Very interesting article about how to quantify a coach impact's on a team win/loss ratio: [https://towardsdatascience.com/quantifying-the-contribution-of-nba-coaches-using-fixed-effects-56f77f22153a](https://towardsdatascience.com/quantifying-the-contribution-of-nba-coaches-using-fixed-effects-56f77f22153a). ALthough it is not of direct interest for this project, it first, shows the importance of the coach, which may be interesting to quantify somehow in our features, and secondly, talks about a statistic to quantify player's quality: the **Value Over Replacement Player (VORP)**. This page ([https://www.basketball-reference.com/about/bpm2.html](https://www.basketball-reference.com/about/bpm2.html)) gives a more in-depth look at how it is computed and how it can be used.

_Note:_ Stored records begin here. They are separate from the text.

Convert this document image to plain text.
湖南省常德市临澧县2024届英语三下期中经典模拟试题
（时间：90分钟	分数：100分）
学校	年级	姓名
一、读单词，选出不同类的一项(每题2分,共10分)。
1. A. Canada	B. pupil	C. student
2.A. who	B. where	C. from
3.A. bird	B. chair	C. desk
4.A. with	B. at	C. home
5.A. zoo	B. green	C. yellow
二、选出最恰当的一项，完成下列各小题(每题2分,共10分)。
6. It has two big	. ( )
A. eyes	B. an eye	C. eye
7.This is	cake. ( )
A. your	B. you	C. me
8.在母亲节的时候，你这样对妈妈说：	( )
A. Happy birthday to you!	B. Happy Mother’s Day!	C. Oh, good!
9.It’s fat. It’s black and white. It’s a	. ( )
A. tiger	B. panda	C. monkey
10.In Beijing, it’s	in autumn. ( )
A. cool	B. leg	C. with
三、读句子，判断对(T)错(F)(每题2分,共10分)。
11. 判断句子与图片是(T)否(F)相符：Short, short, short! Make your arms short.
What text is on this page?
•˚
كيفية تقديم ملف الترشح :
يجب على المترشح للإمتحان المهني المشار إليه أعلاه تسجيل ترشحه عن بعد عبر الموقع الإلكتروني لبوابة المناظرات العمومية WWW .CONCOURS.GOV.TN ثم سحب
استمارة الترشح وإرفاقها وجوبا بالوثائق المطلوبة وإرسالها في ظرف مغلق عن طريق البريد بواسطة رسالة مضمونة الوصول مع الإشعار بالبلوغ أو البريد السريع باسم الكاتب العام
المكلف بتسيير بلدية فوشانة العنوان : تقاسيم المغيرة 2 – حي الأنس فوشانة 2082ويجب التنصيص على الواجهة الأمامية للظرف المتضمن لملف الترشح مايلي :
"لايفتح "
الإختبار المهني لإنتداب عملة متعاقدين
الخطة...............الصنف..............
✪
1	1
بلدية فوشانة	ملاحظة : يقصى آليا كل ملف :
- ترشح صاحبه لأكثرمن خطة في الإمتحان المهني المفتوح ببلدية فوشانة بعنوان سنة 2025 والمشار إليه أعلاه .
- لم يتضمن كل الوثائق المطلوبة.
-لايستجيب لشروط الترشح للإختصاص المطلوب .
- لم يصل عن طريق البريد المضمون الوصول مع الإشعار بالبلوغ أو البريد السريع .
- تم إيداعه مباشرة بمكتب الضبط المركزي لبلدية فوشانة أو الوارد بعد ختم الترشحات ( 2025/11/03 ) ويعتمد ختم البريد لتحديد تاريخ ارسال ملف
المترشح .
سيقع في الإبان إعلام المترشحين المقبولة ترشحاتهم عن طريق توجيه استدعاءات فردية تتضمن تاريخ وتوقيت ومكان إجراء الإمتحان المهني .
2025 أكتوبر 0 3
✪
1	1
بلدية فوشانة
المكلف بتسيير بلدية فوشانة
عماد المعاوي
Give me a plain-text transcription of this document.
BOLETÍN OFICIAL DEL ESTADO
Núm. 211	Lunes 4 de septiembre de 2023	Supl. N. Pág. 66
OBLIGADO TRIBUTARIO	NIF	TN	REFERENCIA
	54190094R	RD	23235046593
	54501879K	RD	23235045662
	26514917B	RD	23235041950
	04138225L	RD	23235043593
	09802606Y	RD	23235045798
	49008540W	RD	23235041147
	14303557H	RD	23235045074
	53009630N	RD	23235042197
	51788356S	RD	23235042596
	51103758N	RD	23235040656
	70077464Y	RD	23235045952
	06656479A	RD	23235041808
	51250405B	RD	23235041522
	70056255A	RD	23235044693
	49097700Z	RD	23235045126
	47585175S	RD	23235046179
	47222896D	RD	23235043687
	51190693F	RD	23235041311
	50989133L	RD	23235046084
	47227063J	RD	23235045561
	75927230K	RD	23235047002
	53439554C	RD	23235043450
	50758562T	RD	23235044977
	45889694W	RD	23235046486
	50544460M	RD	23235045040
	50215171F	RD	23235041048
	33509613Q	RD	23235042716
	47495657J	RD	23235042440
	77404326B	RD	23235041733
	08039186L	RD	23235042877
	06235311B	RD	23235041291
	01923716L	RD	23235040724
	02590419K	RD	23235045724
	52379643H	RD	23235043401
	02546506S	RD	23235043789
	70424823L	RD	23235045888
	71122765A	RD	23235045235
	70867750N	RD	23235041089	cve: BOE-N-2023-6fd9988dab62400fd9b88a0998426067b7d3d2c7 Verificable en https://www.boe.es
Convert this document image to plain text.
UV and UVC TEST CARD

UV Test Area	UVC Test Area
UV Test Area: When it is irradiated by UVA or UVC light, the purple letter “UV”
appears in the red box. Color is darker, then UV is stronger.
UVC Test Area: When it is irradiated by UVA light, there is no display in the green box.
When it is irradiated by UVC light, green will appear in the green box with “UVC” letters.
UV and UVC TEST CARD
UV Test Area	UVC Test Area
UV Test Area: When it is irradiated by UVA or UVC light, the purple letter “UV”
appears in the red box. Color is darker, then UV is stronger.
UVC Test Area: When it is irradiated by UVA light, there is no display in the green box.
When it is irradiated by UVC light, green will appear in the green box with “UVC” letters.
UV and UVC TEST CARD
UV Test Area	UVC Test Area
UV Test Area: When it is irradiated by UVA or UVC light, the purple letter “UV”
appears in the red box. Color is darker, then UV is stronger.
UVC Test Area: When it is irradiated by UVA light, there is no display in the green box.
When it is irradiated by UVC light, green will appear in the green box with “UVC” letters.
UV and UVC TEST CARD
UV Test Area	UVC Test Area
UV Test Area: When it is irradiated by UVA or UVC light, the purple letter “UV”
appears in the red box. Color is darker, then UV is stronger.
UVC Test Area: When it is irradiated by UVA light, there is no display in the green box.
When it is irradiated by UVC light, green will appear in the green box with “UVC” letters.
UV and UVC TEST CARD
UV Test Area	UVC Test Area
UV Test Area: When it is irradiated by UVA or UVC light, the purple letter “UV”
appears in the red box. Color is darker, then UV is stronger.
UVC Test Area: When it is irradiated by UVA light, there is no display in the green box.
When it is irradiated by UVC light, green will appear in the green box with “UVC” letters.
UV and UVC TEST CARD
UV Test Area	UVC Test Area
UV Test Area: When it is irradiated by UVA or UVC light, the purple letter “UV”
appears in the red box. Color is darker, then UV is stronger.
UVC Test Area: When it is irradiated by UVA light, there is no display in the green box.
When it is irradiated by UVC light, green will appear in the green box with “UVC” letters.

## Phase 2 - Data retrieval

**06/05 - 10:32pm**

Installation of Selenium to pull data from [lnb.fr](lnb.fr).
First pulled game data, with the following features :
- date, 
- home team name, 
- home team score,
- away team name,
- away team score,
- each quarters home team scores,
- each quarters away team scores,
- each of the eventual overtime home team scores,
- each of the eventual overtime away team scores,
- if the game is on TV

This should allow to build a first model. Script available in notebook `data_retrieval.ipynb`.

**05/09 - 10:00pm**  
Pulled aditional game statistics for ech game. Statistics pulled:
- minutes,
- total assists, 
- total defensive rebounds,
- total offensive rebounds,
- total 2 points shots attempts, 
- total 2 points shots made, 
- total 3 points shots attempts, 
- total 3 points shots made, 
- total free throws attempts, 
- total free throws made, 
- total blocks,
- total steals,
- total turnovers,
- total personal fouls,
- total personal fouls drawn, 

and this for both the home and away team, of each game pulled in the step before.

## Phase 3 - Data preparation

**30/10 - 06:00pm**
First clean of the data:
- Removing all star game teams,
- Adding the current w/l ratio of both teams at each game,

To add more statistics, a good start is to add possessions. The formula to compute possessions seems to still be discussed. Red a couple more articles on the subjet:
- [https://fansided.com/2015/12/21/nylon-calculus-101-possessions/](https://fansided.com/2015/12/21/nylon-calculus-101-possessions/)
- [https://cbbstatshelp.com/efficiency/possessions/](https://cbbstatshelp.com/efficiency/possessions/)
- [https://www.nbastuffer.com/analytics101/possession/](https://www.nbastuffer.com/analytics101/possession/)  
Although the NBA formula is pretty clear ($(FGA + 0.44*FTA – ORB + TOV)$), it acocunts for all ways a possessions ends (FGA, TOV, FTA) minus when it is not ending (ORB). The mutiplier is here to balance the fact that free-throws are either shot alone ("and one"), by pairs (most of the cases), or by three. Thus 44% of the FA end the possession on average. It is unclear if this also applies to FIBA basketball.

Ideas: 
- To add more data (games), we could add past season, but it would require to modify season depending stats, such as the W/L ratio.